Yesterday was a lesson . Work was highly intense and when I got home, I had the night all planned out, I was going to drop my friend off at his play practice, drive to Lowes and pick up a replacement door, drive home, and after all that craziness...go out and watch the new "Christmas Carol" in theaters. Once again, God usually laughs at me at this point. When I did get home, I remembered  that I was on dinner clean-up. I was sorta bummed out at this point, but did the job anyways with a small amount of faith that I would be able to pick up the door. Half way through clean-up,one of the ladies volunteered to finish for me. I was able to pick  up the door in enough time. This experience was a lesson to me once again the miniscule amount of faith that I have and how much the Father loves and takes care of his children. He works in ways that are not bound by personality,time, or circumstances. WOW!

Friday, October 30, 2009

"Don't compare yourselves with yourselves"

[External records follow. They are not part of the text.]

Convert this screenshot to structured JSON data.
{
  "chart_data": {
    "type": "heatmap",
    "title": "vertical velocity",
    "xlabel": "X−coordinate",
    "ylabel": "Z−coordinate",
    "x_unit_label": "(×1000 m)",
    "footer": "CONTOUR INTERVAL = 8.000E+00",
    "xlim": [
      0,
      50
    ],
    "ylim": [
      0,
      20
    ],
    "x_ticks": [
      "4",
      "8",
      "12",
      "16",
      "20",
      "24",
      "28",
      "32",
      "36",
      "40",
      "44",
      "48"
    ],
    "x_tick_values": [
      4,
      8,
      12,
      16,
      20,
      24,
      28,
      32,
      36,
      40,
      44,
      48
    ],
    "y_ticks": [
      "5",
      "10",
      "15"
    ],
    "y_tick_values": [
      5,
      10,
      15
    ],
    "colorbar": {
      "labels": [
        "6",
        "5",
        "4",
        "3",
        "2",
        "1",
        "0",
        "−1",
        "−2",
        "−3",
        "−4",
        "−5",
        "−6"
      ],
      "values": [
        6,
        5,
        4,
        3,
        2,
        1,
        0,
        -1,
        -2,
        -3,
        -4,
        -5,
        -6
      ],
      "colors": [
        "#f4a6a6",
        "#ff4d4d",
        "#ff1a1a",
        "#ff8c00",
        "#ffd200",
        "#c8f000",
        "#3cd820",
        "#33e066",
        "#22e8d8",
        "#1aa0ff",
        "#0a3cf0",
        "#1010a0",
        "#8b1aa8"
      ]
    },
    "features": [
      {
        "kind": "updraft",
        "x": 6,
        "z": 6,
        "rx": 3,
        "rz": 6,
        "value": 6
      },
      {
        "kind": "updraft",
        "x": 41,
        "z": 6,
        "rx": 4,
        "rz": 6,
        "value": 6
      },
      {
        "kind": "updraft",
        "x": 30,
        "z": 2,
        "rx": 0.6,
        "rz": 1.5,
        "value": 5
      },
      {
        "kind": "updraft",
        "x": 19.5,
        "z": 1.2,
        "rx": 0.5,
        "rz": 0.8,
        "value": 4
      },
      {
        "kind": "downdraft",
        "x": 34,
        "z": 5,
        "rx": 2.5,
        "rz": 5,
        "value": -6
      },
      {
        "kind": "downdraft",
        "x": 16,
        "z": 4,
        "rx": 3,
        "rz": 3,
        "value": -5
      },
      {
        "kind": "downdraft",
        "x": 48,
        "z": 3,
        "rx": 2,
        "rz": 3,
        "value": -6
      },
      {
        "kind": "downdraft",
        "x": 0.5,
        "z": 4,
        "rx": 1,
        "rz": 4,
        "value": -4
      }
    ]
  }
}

I have heard the saying about not comparing yourself with others, for you are who you are  and can only do what God gave you the grace to do.Let me give a couple examples.When I first moved from Florida to Tennessee, my friends were in an Irish dance troupe called Winddance (to see information go to danceonthewind.com) I thought that if they could do it,so could I. I think I was born with two left feet. That hope lasted a year. Another example is my first job. When I started painting, I worked along side my friend Brian. I thought we both had the same skill level, so when he was able to paint with a paint brush,and I was "the brush cleaner" I was a little upset. So, when I first got a paintbrush in my hand, I obviously thought I could paint (LOL for anyone who knows my paint stories). I have a partial genetic defect; I am clumsy. If there was a bucket of paint on a dropcloth over a driveway, I'd somehow manage getting it all over! I'd have times when my brain "shut off." For instance I'd have a highly corossive rag of lacquer thinner and I'd put it on a finished surface. Well..you get the picture. I was always doing things that weren't  for me. I recently joined  the Rose Creek Village  Shorinji Ryu Karate-do dojo (for info on shorinji-ryu see shorinjiryukaratedo.com). My Sensei, Master Thomas Cauley taught us this week that we must do karate (pronounced karatae) in our own speed. Just like in Christian life, we must care about the journey just as much as the destination. We must live for Christ with everything we have right in the moment. For in doing what the Father created us he made unique. Living outside the mold.